Con la comprensión adecuada del dominio, el hombre y la mujer están llamados a trabajar juntos en unidad para crear una familia a través de la cual puedan realizar el plan de Dios en la tierra.
“Entonces Dios los bendijo, y Dios les dijo: 'Fructificad y multiplicaos; llenad la tierra y sojuzgadla; y señoread en los peces del mar, en las aves del cielo, y en todas las bestias que se mueven sobre la tierra.'” - Génesis 1:28
La unidad familiar está bajo constante ataque, no solo por aquellos que buscan redefinir lo que es una familia, sino también por aquellos que, aunque están comprometidos con la definición bíblica de familia, luchan por vivir de acuerdo con ella o simplemente eligen actuar. contrario a la convicción que profesan. Uno de los problemas de una sociedad democrática es su intento de redefinir el plan de Dios alineándose con la opinión de la mayoría. Desde que el pecado entró en la tierra, el hombre ha luchado para vivir de acuerdo con las normas morales de Dios, incluso los hombres más justos, David, Jacob y Noé, por nombrar algunos. Aunque lucharon por vivir de acuerdo con el código moral de Dios, nunca negaron los estándares de Dios, ni trataron de redefinir esos estándares para que se ajustaran a sus circunstancias. En cambio, estos hombres se arrepintieron y continuaron buscando a Dios.

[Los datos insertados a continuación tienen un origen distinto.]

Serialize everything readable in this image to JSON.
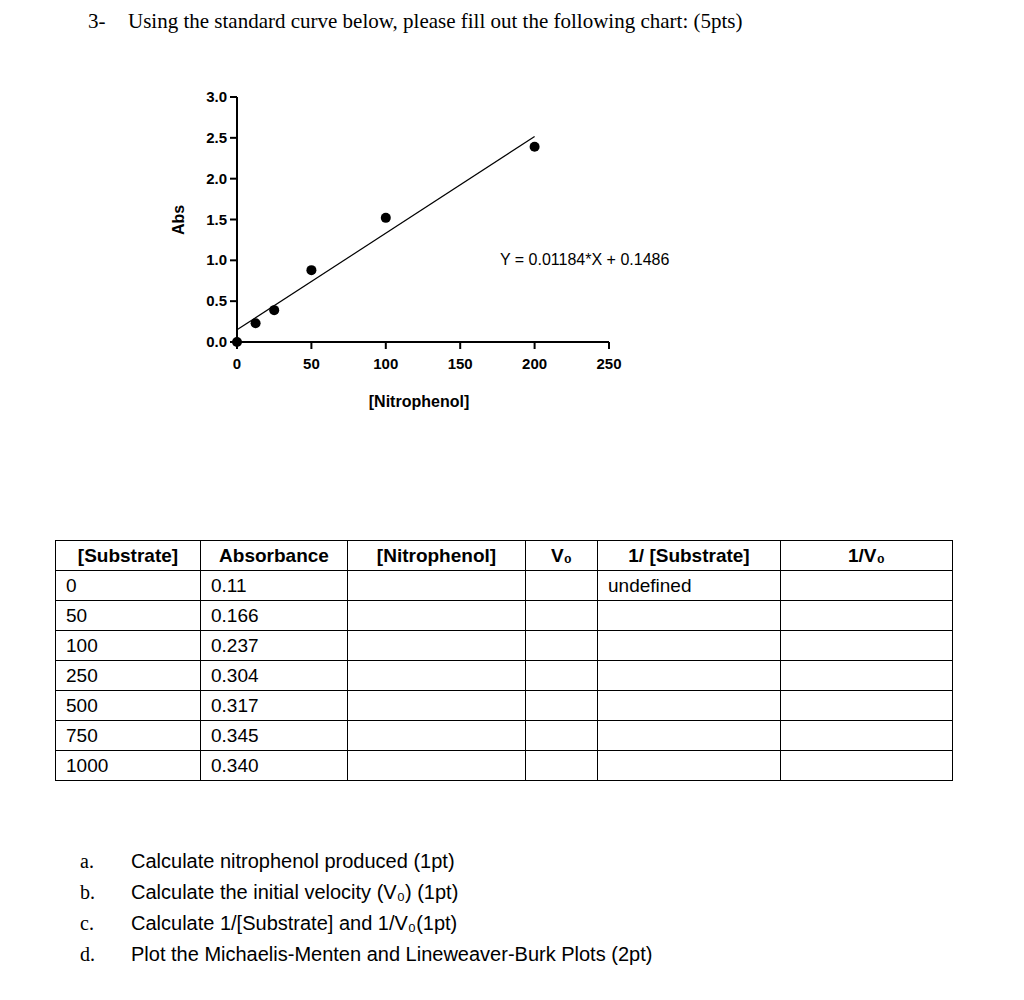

“Y vio Jehová que la maldad de los hombres era mucha en la tierra, y que todo designio de los pensamientos del corazón de ellos era de continuo solamente el mal.” - Génesis 6:5
No debemos permitir que nuestras circunstancias y situaciones definan nuestra fe. Más bien, nuestra fe debe servir como luz y sal para nuestro mundo, incluso si somos los únicos que todavía creemos. Recuerde que los fieles nunca fueron una mayoría, sino una minoría, y nunca fue el plan de Dios que la mayoría crea. Él siempre trabaja con un remanente.
"Tú eres la sal de la tierra; pero si la sal se desvaneciere, ¿cómo se sazonará? Entonces no sirve para nada más que para ser arrojado y pisoteado por los hombres. Eres la luz del mundo. Una ciudad asentada sobre un monte no se puede esconder”. - Mateo 5:13-14
¿Te comprometerás con el plan original de Dios para la familia y te dedicarás a caminar en unidad con tu esposo o esposa, llevando a cabo el mandato de dominio de Dios a través de los negocios? Aunque tu familia no sea todo lo que quieres que sea, no camines en la condenación, sino más bien aspira a mostrar y alcanzar lo mejor de Dios para ti y cree por fe que Él te concederá la gracia para hacerlo.
No importa cuántos negocios construyamos, cuán rentable y transformador sea nuestro negocio, si detrás de ese negocio no hay un compromiso con el matrimonio y la familia, nuestro trabajo es en vano.
“Si yo hablara lenguas humanas y angélicas, pero no tengo amor, he llegado a ser como metal que resuena o címbalo que retiñe. Y aunque tengo el don de profecía, y entiendo todos los misterios y todo conocimiento, y aunque tengo toda la fe, para poder trasladar montañas, pero no tengo amor, no soy nada. Y si repartiera todos mis bienes para dar de comer a los pobres, y si entregara mi cuerpo para ser quemado, pero no tengo amor, de nada me sirve”. - 13 Corintios 1: 3-XNUMX.
Mi oración por ti hoy es que Dios te conceda la gracia de comprometerte a caminar en unidad con tu familia en los negocios y te conceda la sabiduría para darte cuenta de cómo hacerlo.